Pagamenti INPS Assegno di Inclusione 2026, il calendario completo
Il calendario delle successive ricariche dell'ADI proseguirà poi con le seguenti date:
- 15 settembre 2026 per i nuovi pagamenti e 25 settembre per i rinnovi
- 15 ottobre 2026 per i nuovi accrediti e 27 ottobre per i rinnovi
- 13 novembre 2026 per i nuovi pagamenti e 27 novembre per i rinnovi
- 15 dicembre 2026 per i nuovi accrediti e 23 dicembre per i rinnovi anticipati in vista delle festività natalizie
Un ritmo costante che accompagna i beneficiari mese dopo mese, con due momenti fissi: la metà del mese per i nuovi pagamenti e la fine per i rinnovi.
Come funziona l’erogazione dell’Assegno di Inclusione e chi riceve il pagamento
L’Assegno di Inclusione viene accreditato sulla Carta di Inclusione, lo strumento messo a disposizione da Poste Italiane e utilizzato esclusivamente per questa misura. La carta funziona come una normale carta di debito, ma con alcune limitazioni: non consente acquisti online né spese legate al gioco d’azzardo. Può essere utilizzata nei negozi fisici, negli esercizi convenzionati e per prelievi entro i limiti stabiliti.
Il pagamento è automatico per chi ha già completato la procedura e continua a rispettare i requisiti previsti dalla legge. L’importo varia in base alla composizione del nucleo familiare, al reddito e all’ISEE aggiornato, con maggiorazioni per famiglie con minori, persone con disabilità o over 60. Chi ha presentato la domanda per la prima volta riceverà la prima mensilità dopo la conclusione dell’istruttoria, generalmente entro la metà del mese successivo alla sottoscrizione del PAD.
Il sistema di doppia data — metà mese per i nuovi pagamenti e fine mese per i rinnovi — consente all’INPS di garantire regolarità e trasparenza, evitando sovrapposizioni tra le diverse categorie di beneficiari.
Assegno di Inclusione: il calendario dei pagamenti fino a dicembre 2026
Il calendario dell’INPS per il 2026 prevede dodici date di pagamento distribuite nel corso dell’anno, da gennaio a dicembre. Per i nuovi accrediti, la regola è sempre la stessa: il pagamento arriva intorno al 15 di ogni mese, mentre per i rinnovi mensili l’importo è disponibile intorno al 27. Solo a dicembre, per via delle festività, il pagamento dei rinnovi sarà anticipato al 23 dicembre.
Questo schema permette ai beneficiari di pianificare le spese e di sapere con certezza quando l’importo sarà disponibile sulla Carta di Inclusione. L’INPS, inoltre, effettua controlli periodici per verificare la permanenza dei requisiti, incrociando i dati con altre amministrazioni. Chi non rispetta le condizioni economiche o patrimoniali rischia la sospensione o la revoca del beneficio, con eventuale richiesta di restituzione delle somme percepite.

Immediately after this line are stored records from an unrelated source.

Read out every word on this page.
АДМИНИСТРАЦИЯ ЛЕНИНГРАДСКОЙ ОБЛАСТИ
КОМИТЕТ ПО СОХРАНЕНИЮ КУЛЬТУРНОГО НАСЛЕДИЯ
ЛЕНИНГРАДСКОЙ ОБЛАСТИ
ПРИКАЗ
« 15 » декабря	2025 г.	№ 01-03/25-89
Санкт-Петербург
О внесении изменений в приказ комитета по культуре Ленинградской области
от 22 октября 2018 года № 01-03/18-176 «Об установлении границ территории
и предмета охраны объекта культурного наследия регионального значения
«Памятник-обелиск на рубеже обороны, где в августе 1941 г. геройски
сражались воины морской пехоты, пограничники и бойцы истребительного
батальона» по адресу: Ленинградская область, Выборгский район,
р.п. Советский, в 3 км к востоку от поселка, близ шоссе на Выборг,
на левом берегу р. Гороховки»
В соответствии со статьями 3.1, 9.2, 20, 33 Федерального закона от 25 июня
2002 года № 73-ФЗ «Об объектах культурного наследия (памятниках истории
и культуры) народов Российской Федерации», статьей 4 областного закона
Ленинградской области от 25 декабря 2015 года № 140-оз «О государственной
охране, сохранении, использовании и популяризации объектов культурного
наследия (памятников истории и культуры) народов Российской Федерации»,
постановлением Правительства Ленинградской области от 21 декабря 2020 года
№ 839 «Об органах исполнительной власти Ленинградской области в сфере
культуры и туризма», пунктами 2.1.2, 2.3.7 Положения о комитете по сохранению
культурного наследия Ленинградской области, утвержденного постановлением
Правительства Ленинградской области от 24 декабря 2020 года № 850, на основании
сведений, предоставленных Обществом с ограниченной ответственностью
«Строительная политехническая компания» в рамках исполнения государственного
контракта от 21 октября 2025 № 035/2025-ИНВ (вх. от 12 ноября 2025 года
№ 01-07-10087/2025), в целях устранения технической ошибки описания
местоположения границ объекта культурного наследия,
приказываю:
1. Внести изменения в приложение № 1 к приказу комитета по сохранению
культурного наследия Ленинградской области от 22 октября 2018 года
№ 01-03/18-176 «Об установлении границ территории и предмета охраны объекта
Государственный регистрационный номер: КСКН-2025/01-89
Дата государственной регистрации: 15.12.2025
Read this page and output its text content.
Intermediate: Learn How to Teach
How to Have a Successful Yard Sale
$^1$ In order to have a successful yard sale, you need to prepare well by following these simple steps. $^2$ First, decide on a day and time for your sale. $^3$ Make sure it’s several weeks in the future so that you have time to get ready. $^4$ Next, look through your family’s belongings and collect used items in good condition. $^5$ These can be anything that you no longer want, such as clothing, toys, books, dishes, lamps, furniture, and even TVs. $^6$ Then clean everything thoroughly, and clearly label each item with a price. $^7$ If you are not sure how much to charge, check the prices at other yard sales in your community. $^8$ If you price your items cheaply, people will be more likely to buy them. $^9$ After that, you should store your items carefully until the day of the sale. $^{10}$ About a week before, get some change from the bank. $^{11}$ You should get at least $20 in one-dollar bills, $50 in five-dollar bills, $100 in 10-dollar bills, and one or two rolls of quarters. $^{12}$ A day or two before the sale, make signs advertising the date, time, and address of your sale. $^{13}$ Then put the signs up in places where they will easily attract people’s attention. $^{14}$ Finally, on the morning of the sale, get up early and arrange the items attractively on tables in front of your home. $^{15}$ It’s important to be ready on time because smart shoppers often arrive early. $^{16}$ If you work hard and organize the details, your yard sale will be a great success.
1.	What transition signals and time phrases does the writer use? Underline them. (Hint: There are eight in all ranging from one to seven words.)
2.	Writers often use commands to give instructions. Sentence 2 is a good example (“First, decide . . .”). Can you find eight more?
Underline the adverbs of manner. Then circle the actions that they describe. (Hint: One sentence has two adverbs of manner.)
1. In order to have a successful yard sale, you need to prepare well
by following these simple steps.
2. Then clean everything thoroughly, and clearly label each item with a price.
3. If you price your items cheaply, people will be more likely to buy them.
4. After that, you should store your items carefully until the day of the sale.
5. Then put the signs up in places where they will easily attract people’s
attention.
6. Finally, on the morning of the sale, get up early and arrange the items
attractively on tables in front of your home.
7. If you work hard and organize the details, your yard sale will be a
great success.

L’Assegno di Inclusione resta quindi una misura stabile e programmata, con un calendario preciso che scandisce ogni mese dell’anno. Agosto apre la seconda parte del 2026 con due date chiave — 14 e 27 agosto — e conferma la regolarità di un sistema pensato per garantire continuità e sostegno alle famiglie più fragili.